The nine teams worked on projects for local businesses that included a chain of movie theaters, a banking conglomerate, and a restaurant group owned by a renowned local chef. Each team took on specific product- or service-oriented challenges set forth by the businesses. The challenges involved customers: attracting new ones, maintaining and extending existing ones, testing their brand loyalty.
Failure and frustration are woven into the FIELD experience, said MacCormack.
“It really relies upon iterative trial-and-error experimentation. So understanding what’s the problem or what’s the need, brainstorming solutions to the problem or need, and then prototyping solutions and getting feedback,” and then starting all over, is essential to learning.
“I would say nine times out of 10, they realize the thing they came up with in Boston is just never going to work, and that’s part of the pedagogy,” he said.
Letting go of preconceived suppositions and stepping outside one’s comfort zone are integral to the program’s success.
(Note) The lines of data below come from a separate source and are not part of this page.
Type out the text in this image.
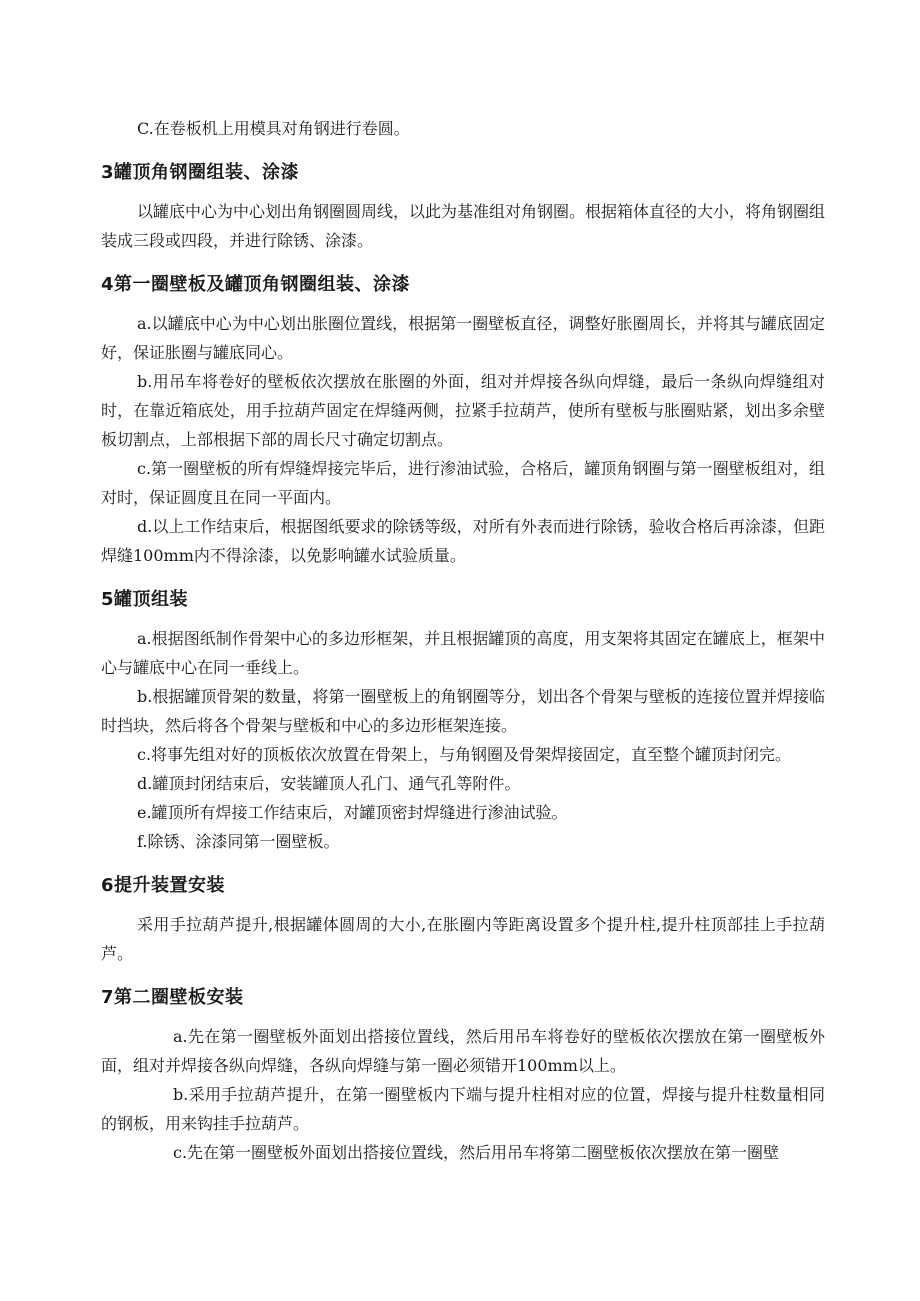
C.在卷板机上用模具对角钢进行卷圆。

3罐顶角钢圈组装、涂漆

以罐底中心为中心划出角钢圈圆周线，以此为基准组对角钢圈。根据箱体直径的大小，将角钢圈组装成三段或四段，并进行除锈、涂漆。

4第一圈壁板及罐顶角钢圈组装、涂漆

a.以罐底中心为中心划出胀圈位置线，根据第一圈壁板直径，调整好胀圈周长，并将其与罐底固定好，保证胀圈与罐底同心。

b.用吊车将卷好的壁板依次摆放在胀圈的外面，组对并焊接各纵向焊缝，最后一条纵向焊缝组对时，在靠近箱底处，用手拉葫芦固定在焊缝两侧，拉紧手拉葫芦，使所有壁板与胀圈贴紧，划出多余壁板切割点，上部根据下部的周长尺寸确定切割点。

c.第一圈壁板的所有焊缝焊接完毕后，进行渗油试验，合格后，罐顶角钢圈与第一圈壁板组对，组对时，保证圆度且在同一平面内。

d.以上工作结束后，根据图纸要求的除锈等级，对所有外表而进行除锈，验收合格后再涂漆，但距焊缝100mm内不得涂漆，以免影响罐水试验质量。

5罐顶组装

a.根据图纸制作骨架中心的多边形框架，并且根据罐顶的高度，用支架将其固定在罐底上，框架中心与罐底中心在同一垂线上。

b.根据罐顶骨架的数量，将第一圈壁板上的角钢圈等分，划出各个骨架与壁板的连接位置并焊接临时挡块，然后将各个骨架与壁板和中心的多边形框架连接。

c.将事先组对好的顶板依次放置在骨架上，与角钢圈及骨架焊接固定，直至整个罐顶封闭完。

d.罐顶封闭结束后，安装罐顶人孔门、通气孔等附件。

e.罐顶所有焊接工作结束后，对罐顶密封焊缝进行渗油试验。

f.除锈、涂漆同第一圈壁板。

6提升装置安装

采用手拉葫芦提升,根据罐体圆周的大小,在胀圈内等距离设置多个提升柱,提升柱顶部挂上手拉葫芦。

7第二圈壁板安装

a.先在第一圈壁板外面划出搭接位置线，然后用吊车将卷好的壁板依次摆放在第一圈壁板外面，组对并焊接各纵向焊缝，各纵向焊缝与第一圈必须错开100mm以上。

b.采用手拉葫芦提升，在第一圈壁板内下端与提升柱相对应的位置，焊接与提升柱数量相同的钢板，用来钩挂手拉葫芦。

c.先在第一圈壁板外面划出搭接位置线，然后用吊车将第二圈壁板依次摆放在第一圈壁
“Part of going to an emerging market is experiencing an emerging market,” said Anthony J. Mayo, Thomas S. Murphy Senior Lecturer of Business Administration. “The other part is the fact that they worked on a team with six people whom they didn’t know on a project that they didn’t choose. So how did they navigate the challenges?”
Mayo, along with Henry W. McGee, a senior lecturer of business administration, joined 90 students in the capital city of Accra, Ghana. “It’s hard to really know what to expect in Ghana. Of all the markets we go to, it’s probably the most emerging or least developed. The infrastructure is very fragile. The road systems, the traffic is horrible, there’s massive poverty, the income disparity.
“You get a completely different appreciation of emerging markets when you go to a country like Ghana, which is really on the cusp … but there’s a long way to go,” said Mayo.
On the first day, students working with wireless phone businesses, banking firms, and a company that makes shea-butter products were asked to go across the city to identify potential customers and do a photo project describing what they encountered. Mayo said many were “taken aback” by what they saw, using words like “disparity, chaos, confusion,” but also terms such as “entrepreneurial and bustling and energy.”
“I think you can’t really experience the sort of chaos and energy and frenetic sense without being there. You see overwhelming poverty in a way that in many emerging markets is very compartmentalized,” he said. “In Ghana, you can’t get away from it.”
For the teams that went to Buenos Aires, Argentina, expecting that they weren’t going to face the same fundamental business obstacles as those working in Ghana, the trip was a bit surprising, said Heidi K. Gardner, an assistant professor of business administration. “It’s a country of enormous potential, and yet it consistently underperforms expectations,” said Gardner.
“I think they really had their eyes open once they got on the ground to what the local challenges were, and those ranged from seemingly capricious regulations in the telephony market: very rapid, sudden changes that the partner organization had to react to … rather than being able to step back and think strategically and operationally,” as well as great inflation, she said.
“And I think they saw a stratification of Argentinian society at a level that’s perhaps a little hard to understand until you get there,” said Gardner.
Ultimately, some of the most meaningful insights and learning come where students least expect it.
“In some ways, FIELD 2 is designed, of course, to learn certain objectives we have that are pedagogical. But it’s designed to create options for all sorts of lessons that will come out of interactions with local people,” said MacCormack. “We can’t predict up front what they are, but we observe them when they happen, and it’s just fantastic.”